You just recorded a cover of “Hurricane.” It has to be one of the least covered Bob Dylan songs ever. But obviously you’ve had some practice at it.
It’s a hard song and it’s a long song. He had Jacques Levy’s help on that, and it still is a great anthem. It still has meaning for me. We’re still fighting the man. We still have to rage against the machine. Now more than ever, we have to fight for women’s rights. We have fight for people like Trayvon Martin, and now we have Central America people coming in that are being held without habeas corpus. One thing that the movie shows is how we thought we had made progress.

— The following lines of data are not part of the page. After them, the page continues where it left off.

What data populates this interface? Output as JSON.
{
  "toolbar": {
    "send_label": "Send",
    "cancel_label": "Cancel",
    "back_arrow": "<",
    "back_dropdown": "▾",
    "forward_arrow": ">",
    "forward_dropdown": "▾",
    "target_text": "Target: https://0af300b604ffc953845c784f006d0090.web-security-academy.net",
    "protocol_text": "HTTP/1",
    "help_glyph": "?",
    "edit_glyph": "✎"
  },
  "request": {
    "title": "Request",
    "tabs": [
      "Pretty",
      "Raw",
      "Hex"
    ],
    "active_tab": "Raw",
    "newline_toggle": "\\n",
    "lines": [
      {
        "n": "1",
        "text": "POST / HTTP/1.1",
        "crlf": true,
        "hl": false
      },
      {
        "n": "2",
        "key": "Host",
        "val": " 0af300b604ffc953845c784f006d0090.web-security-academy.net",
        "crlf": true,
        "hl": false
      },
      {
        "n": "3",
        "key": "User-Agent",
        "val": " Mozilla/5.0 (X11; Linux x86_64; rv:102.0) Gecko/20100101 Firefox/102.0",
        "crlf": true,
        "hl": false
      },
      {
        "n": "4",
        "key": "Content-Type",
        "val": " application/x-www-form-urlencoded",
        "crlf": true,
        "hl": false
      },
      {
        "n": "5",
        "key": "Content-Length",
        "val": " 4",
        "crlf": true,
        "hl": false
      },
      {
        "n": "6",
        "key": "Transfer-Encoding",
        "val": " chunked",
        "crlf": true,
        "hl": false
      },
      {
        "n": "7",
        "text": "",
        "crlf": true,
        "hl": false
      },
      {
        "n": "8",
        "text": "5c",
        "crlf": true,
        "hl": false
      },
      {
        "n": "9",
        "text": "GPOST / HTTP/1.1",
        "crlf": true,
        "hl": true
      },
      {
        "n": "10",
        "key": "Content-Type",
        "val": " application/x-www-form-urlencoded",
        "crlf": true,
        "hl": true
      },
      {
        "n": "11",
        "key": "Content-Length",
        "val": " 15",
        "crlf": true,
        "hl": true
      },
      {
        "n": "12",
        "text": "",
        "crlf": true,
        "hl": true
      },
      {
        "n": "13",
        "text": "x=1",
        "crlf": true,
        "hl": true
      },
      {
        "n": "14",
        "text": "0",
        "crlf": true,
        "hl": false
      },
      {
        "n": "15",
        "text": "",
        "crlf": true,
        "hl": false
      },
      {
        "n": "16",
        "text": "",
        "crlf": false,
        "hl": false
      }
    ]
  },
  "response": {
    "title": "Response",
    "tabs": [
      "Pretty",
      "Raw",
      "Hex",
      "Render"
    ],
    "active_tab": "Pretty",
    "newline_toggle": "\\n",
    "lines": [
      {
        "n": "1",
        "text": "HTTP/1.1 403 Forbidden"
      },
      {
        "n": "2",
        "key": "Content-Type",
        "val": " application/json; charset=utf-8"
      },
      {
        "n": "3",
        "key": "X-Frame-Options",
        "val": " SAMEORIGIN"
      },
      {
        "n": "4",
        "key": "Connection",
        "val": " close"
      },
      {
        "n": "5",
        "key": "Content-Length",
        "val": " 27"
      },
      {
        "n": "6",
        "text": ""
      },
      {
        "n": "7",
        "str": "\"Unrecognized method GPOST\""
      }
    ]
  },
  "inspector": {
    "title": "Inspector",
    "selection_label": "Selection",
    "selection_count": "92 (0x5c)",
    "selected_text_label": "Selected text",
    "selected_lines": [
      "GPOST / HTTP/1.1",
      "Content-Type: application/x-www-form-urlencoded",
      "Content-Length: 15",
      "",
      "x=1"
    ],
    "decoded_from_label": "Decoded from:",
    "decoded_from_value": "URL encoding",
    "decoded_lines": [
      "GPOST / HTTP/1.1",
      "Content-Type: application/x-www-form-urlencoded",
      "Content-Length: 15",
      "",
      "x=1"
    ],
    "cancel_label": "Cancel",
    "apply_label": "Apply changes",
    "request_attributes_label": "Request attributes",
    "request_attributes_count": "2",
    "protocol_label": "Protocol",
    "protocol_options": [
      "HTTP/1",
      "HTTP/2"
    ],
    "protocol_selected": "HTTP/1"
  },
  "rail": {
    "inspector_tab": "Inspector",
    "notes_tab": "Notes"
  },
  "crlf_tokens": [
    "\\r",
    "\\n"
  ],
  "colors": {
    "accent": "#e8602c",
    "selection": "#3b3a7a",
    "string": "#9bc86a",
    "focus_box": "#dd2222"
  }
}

“Hurricane” was the final song I recorded for my new album. I had sung it so many times with Bob, so I knew it was in me. And I knew the musicians I was working with. I was on the road with (drummer) Don Heffington with Hoyt Axton in the ‘70s. Dave Alvin (who played guitar), I just have a growing friendship with that is not old but feels old. Chad Watson I’ve known for many years. … I feel pleased with it. I might even want to make a dance mix! But the thing that scares me a bit is the N-word in there. I consulted with Bob’s manager about what I should do. Should I substitute another word? Should I make a bleeped version? And he said he thought I should retain the original. I just hope the younger generation will understand.
What are you looking forward to about the film premiere in New York?
I’m hoping that it’s going to be an old home week. I wish there’d be a little stage there and we’d all get up and do “Hurricane.” I wish somebody would say, “Yeah, we’re all here. Let’s go on the road.” We’d start over again and go get in a bus and take off.